Coach Vinny Del Negro said Odom was dealing with personal matters that the club was helping him work through, and that Odom — who could give them a gifted, personal big man that otherwise doesn’t exist behind Jordan and Griffin — is crucial to the team.
“We need him, and he knows it,” Del Negro said. “I have all the confidence that he’s doing everything he can to get to the level he needs to be at for us.”
Meanwhile, Crawford has drawn criticism since he revealed last week that this was the first offseason during his 13-year career that he spent doing drill work to refine his game.
“People acted like I’m laying around on the couch,” said Crawford, 32, who signed a four-year deal. “But I’m in the gym all the time, for like 10 hours a day — that’s how I’ve trained instead of using cones.
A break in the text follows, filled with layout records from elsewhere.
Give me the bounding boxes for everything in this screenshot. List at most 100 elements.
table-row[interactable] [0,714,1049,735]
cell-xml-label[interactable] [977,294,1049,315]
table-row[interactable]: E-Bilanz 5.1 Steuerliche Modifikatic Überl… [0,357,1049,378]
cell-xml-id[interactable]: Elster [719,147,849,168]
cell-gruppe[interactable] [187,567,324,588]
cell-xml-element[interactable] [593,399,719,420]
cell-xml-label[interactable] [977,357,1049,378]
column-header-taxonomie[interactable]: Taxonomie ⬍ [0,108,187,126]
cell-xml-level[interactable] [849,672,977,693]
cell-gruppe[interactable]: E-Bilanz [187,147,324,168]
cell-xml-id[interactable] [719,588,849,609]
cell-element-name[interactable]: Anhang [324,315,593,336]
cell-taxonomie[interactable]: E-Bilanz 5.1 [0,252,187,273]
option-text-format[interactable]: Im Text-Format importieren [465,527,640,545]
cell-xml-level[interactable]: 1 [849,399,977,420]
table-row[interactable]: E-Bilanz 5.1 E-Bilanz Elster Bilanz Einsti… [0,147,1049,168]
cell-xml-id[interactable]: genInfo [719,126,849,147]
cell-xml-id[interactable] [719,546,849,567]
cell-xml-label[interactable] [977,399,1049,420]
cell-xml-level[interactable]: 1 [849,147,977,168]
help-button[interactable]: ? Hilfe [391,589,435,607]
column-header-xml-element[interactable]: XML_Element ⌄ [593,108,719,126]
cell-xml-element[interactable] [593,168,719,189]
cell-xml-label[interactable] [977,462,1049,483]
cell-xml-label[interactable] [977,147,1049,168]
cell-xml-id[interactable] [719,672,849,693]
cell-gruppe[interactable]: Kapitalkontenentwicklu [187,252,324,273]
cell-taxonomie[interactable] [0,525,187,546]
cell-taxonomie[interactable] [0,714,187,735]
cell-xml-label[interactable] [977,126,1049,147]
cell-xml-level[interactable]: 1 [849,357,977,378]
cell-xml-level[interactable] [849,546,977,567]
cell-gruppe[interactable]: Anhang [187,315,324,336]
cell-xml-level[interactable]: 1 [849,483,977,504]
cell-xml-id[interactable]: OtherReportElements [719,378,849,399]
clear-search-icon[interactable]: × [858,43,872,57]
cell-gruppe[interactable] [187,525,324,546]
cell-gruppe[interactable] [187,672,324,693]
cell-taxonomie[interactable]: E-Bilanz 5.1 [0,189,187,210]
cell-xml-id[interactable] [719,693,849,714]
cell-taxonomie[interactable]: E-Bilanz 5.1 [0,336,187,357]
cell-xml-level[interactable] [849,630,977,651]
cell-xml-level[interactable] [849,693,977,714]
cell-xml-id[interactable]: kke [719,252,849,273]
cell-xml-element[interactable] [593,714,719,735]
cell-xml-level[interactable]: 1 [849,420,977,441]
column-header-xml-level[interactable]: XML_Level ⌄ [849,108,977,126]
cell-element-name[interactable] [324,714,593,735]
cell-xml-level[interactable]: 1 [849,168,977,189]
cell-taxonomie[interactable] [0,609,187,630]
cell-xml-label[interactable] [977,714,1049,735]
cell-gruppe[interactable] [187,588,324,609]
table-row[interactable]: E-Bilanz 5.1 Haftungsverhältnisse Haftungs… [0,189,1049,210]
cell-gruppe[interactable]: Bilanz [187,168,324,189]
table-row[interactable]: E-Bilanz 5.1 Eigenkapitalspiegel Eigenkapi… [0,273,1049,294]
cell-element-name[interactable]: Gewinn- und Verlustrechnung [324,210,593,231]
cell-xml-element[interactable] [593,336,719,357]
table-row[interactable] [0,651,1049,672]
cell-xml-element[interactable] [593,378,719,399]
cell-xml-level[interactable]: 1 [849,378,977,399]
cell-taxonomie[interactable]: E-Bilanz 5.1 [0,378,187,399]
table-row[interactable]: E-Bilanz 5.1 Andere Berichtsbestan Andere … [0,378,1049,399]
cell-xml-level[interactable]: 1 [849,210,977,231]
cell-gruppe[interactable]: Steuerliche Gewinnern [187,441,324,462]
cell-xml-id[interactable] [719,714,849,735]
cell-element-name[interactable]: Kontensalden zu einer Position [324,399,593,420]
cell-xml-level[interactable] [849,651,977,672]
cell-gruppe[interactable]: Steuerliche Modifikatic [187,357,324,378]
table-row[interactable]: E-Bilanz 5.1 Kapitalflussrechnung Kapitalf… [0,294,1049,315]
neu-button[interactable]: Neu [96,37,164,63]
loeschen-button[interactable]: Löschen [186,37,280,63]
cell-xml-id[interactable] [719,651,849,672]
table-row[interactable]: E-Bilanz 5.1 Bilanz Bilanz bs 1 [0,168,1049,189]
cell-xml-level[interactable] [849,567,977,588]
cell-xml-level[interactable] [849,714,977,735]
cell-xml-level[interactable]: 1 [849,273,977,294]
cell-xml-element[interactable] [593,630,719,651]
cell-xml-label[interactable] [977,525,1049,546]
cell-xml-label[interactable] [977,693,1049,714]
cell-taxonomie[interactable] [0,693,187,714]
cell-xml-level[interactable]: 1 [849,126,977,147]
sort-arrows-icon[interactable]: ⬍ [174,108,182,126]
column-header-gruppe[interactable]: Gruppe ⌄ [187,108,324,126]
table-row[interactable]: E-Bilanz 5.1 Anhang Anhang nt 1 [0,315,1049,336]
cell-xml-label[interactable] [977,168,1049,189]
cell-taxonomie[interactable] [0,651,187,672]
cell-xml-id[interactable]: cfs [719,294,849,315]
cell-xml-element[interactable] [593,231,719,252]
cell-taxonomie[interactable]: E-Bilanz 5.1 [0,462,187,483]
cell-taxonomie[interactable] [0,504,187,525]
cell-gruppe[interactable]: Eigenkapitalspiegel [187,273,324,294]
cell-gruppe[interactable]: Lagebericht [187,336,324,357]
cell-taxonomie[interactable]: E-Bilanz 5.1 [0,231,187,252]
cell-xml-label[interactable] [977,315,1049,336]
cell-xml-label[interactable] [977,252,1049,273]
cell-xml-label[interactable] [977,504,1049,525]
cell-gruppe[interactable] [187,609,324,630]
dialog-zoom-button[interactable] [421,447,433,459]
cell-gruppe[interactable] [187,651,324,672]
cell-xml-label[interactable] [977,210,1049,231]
This year, I did both. Playing the game is different. I know guys who knock down 40 shots in a row in practice, but in games they struggle with their shots.”
If the Clippers are fortunate, Crawford’s new-found awareness of the game’s finer points might translate to an improved shot selection and an interest in playing defense.
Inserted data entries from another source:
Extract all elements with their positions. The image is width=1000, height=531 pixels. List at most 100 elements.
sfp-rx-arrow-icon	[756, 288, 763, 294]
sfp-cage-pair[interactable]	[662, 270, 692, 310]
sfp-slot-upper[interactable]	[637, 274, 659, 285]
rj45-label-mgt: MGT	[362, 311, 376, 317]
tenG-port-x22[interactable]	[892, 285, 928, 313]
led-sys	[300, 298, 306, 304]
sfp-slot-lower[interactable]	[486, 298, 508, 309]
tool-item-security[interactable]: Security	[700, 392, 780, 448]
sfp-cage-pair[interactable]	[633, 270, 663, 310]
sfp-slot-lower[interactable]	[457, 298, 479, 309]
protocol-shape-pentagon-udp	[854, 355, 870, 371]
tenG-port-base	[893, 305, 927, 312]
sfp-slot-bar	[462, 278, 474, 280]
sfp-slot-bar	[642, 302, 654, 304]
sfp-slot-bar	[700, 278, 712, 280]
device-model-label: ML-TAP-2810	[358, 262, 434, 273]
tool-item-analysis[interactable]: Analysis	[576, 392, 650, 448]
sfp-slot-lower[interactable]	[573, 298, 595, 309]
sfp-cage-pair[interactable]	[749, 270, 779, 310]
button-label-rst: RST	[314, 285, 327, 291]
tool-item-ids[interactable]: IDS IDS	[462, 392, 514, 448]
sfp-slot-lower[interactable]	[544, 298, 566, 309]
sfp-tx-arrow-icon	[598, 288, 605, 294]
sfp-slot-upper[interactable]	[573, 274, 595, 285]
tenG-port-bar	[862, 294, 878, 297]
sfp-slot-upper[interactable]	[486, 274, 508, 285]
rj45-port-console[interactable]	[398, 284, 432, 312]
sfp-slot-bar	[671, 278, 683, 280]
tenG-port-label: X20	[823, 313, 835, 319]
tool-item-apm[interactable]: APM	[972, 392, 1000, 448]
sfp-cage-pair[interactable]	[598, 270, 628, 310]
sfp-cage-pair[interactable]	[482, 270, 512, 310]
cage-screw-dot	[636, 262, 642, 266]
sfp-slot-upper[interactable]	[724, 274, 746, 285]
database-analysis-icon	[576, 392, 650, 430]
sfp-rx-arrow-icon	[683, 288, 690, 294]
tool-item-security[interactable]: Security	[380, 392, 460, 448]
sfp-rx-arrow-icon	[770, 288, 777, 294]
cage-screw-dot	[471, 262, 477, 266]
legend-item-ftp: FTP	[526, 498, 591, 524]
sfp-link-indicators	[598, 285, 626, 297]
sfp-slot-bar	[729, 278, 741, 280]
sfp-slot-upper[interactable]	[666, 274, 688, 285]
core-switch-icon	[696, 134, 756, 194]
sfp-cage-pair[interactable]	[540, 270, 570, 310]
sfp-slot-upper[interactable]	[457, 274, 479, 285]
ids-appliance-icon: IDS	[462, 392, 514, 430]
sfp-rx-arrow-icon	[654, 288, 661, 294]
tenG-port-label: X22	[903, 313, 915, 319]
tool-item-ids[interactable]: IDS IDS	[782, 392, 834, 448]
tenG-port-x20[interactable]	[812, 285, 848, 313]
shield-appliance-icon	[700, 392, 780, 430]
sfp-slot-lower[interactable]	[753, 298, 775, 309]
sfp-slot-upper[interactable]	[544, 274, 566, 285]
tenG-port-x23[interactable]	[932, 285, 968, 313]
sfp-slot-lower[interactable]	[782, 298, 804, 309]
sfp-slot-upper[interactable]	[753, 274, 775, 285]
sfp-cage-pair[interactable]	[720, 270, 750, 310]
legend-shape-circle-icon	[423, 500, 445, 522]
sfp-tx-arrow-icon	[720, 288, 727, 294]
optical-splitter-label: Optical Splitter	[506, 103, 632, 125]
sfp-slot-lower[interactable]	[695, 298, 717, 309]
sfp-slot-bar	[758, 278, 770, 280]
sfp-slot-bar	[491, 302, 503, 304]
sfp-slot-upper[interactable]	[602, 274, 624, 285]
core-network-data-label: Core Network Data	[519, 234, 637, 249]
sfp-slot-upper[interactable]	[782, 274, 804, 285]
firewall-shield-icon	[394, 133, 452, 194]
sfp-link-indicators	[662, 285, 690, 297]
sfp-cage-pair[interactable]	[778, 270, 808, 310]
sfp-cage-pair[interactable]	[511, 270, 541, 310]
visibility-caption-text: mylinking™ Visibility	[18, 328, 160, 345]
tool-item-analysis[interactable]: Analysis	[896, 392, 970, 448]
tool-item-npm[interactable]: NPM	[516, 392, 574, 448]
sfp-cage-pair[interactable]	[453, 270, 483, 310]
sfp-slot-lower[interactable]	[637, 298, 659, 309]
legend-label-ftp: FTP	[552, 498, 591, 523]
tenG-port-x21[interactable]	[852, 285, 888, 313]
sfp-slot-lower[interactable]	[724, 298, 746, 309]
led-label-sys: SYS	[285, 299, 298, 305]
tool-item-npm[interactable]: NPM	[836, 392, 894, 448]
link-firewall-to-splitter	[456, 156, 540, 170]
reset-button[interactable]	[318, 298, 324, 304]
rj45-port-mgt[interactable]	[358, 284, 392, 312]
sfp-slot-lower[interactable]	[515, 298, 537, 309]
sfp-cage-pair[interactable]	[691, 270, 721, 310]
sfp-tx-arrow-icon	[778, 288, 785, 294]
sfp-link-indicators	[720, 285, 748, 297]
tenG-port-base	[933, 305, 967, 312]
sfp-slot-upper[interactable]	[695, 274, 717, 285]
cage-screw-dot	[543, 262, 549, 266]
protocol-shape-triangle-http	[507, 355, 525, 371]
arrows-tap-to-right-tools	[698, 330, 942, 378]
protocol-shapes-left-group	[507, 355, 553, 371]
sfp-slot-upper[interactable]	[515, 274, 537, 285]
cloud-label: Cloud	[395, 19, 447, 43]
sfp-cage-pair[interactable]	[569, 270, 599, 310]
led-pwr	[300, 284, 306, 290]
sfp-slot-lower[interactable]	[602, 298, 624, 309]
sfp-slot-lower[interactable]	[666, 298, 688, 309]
Beyond that there is 40-year-old Grant Hill, who is likely to join the 36-year-old Billups, who is recovering from a ruptured Achilles tendon, on the bench for the season opener. The one seemingly solid commodity the Clippers picked up is Willie Green, who should give them a dependable shooter and ball mover off the bench.
The reality is that if the Clippers do build on the improvement of last season, it will largely come on the backs of their two stars. A year of familiarity with Paul should benefit everyone as should a real training camp. And Griffin’s diligent work on his perimeter game in the offseason made it look Wednesday night as if he and Pau Gasol will be the NBA’s best power forwards, with Kevin Love hurt.
Whether Butler shedding 15 pounds will translate to a better second season, whether Jordan has matured enough to finish games and whether Bledsoe’s disruptive defense demands he be on the court are the types of speculative questions — along with the impact of Odom and Crawford — that typically greet the Clippers.
Their place in the Western Conference hierarchy may have changed, but by returning to the shadows and crossing their fingers that all the changes work out, not everything that is normal for the Clippers feels so new.